After two respectable, albeit not exactly headline-grabbing, seasons in Moto2, Tech 3 came good on its promise to promote Bradley Smith to the upper echelons of motorcycle racing in 2013, with the young Briton doing his best to grasp an excellent opportunity.
While some were quick to make comparisons with fellow Moto2 graduate (and eventual champion) Marc Marquez or podium scoring team-mate Cal Crutchlow, Smith kept his head down throughout some difficult early season moments - including a nasty hand injury at Mugello - and emerged to plot a broadly upward trajectory.
By the end of the season, Smith - riding the lowest spec M1 on the grid - had the measure of the factory Ducatis and cracked the top six on three occasions. Smith scored points in all but three races, then turned a rapid pace on Yamaha upgrades at the post-season Valencia test.
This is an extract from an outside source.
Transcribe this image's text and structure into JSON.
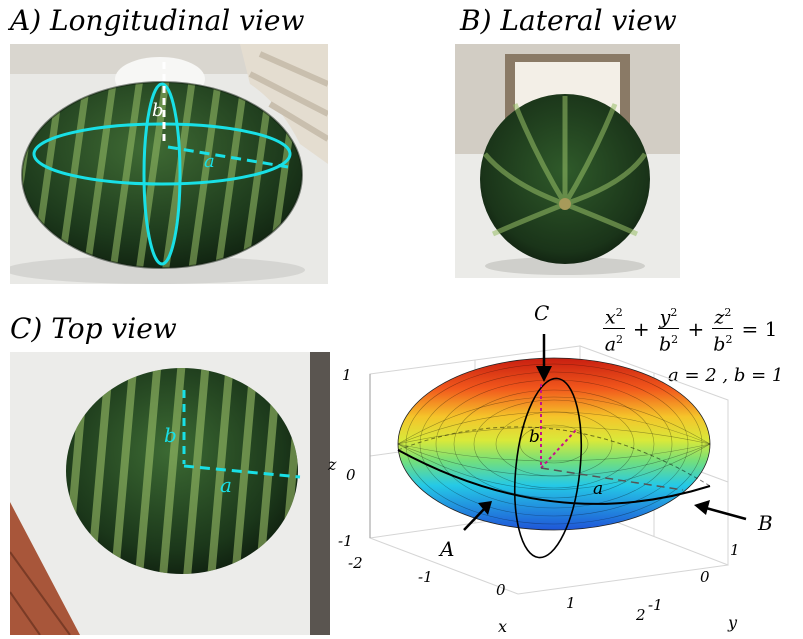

After the solid if unspectacular maiden season, Smith effectively assumed team leader status at Tech 3 Yamaha in Cal Crutchlow's absence in 2014. But although he would end the year two positions higher, he was left behind new rookie team-mate Pol Espargaro.
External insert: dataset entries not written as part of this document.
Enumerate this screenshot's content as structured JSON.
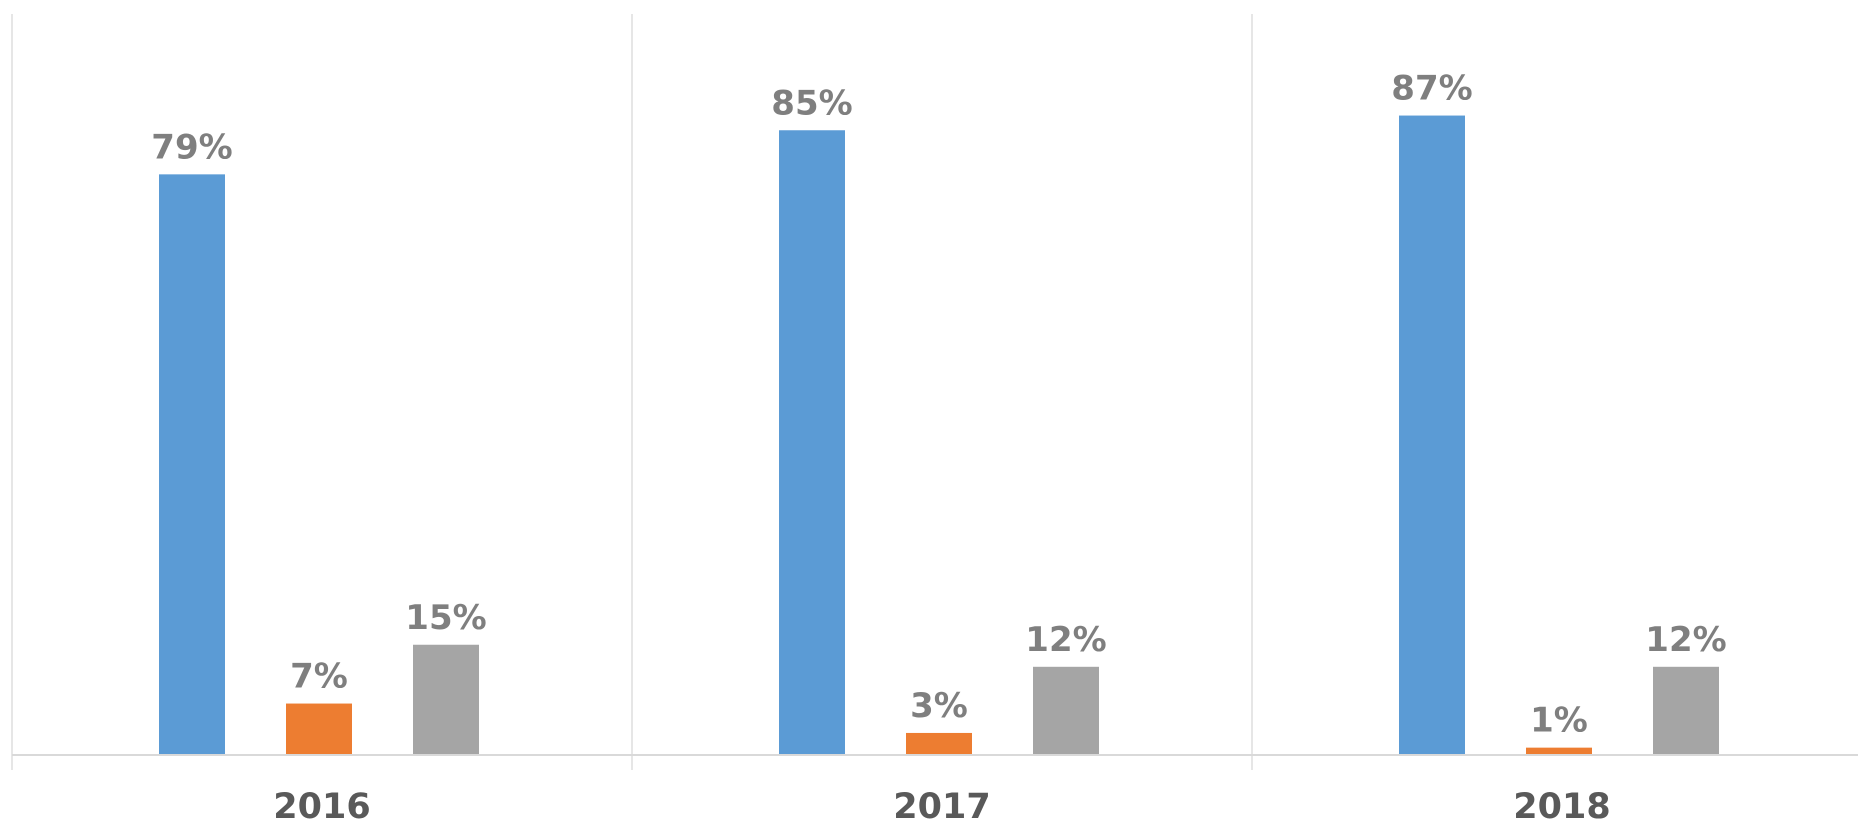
{
  "chart_data": {
    "type": "bar",
    "categories": [
      "2016",
      "2017",
      "2018"
    ],
    "series": [
      {
        "color": "#5B9BD5",
        "values": [
          79,
          85,
          87
        ]
      },
      {
        "color": "#ED7D31",
        "values": [
          7,
          3,
          1
        ]
      },
      {
        "color": "#A5A5A5",
        "values": [
          15,
          12,
          12
        ]
      }
    ],
    "data_labels": [
      [
        "79%",
        "85%",
        "87%"
      ],
      [
        "7%",
        "3%",
        "1%"
      ],
      [
        "15%",
        "12%",
        "12%"
      ]
    ],
    "ylim": [
      0,
      100
    ],
    "value_unit": "%",
    "grid": false,
    "legend": "none",
    "category_separators": true,
    "colors": {
      "axis": "#D9D9D9",
      "separator": "#E6E6E6",
      "data_label": "#7F7F7F",
      "tick_label": "#595959"
    }
  }
}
Smith seemed distracted by mid-season speculation over his future, leading to a spate of accidents - most notably at a disastrous Sachenring weekend. But Herve Poncharal kept faith in Smith and, settled by a new contract for 2015, went on to claim a maiden podium during an incident-packed Australian Grand Prix.
Nevertheless, Smith came into 2015 with plenty to prove - and would confound his critics.Tempering an upturn in speed with marvellous consistency, Smith finished every race inside the top ten, peaking with a second career podium in the tricky conditions of Misano.
More than that, given the factory bikes he was up against, Smith breached them on numerous occasions with ten top six finishes over the course of the year, leaving him just seven points shy of the overall top five and comfortably clear of Espargaro.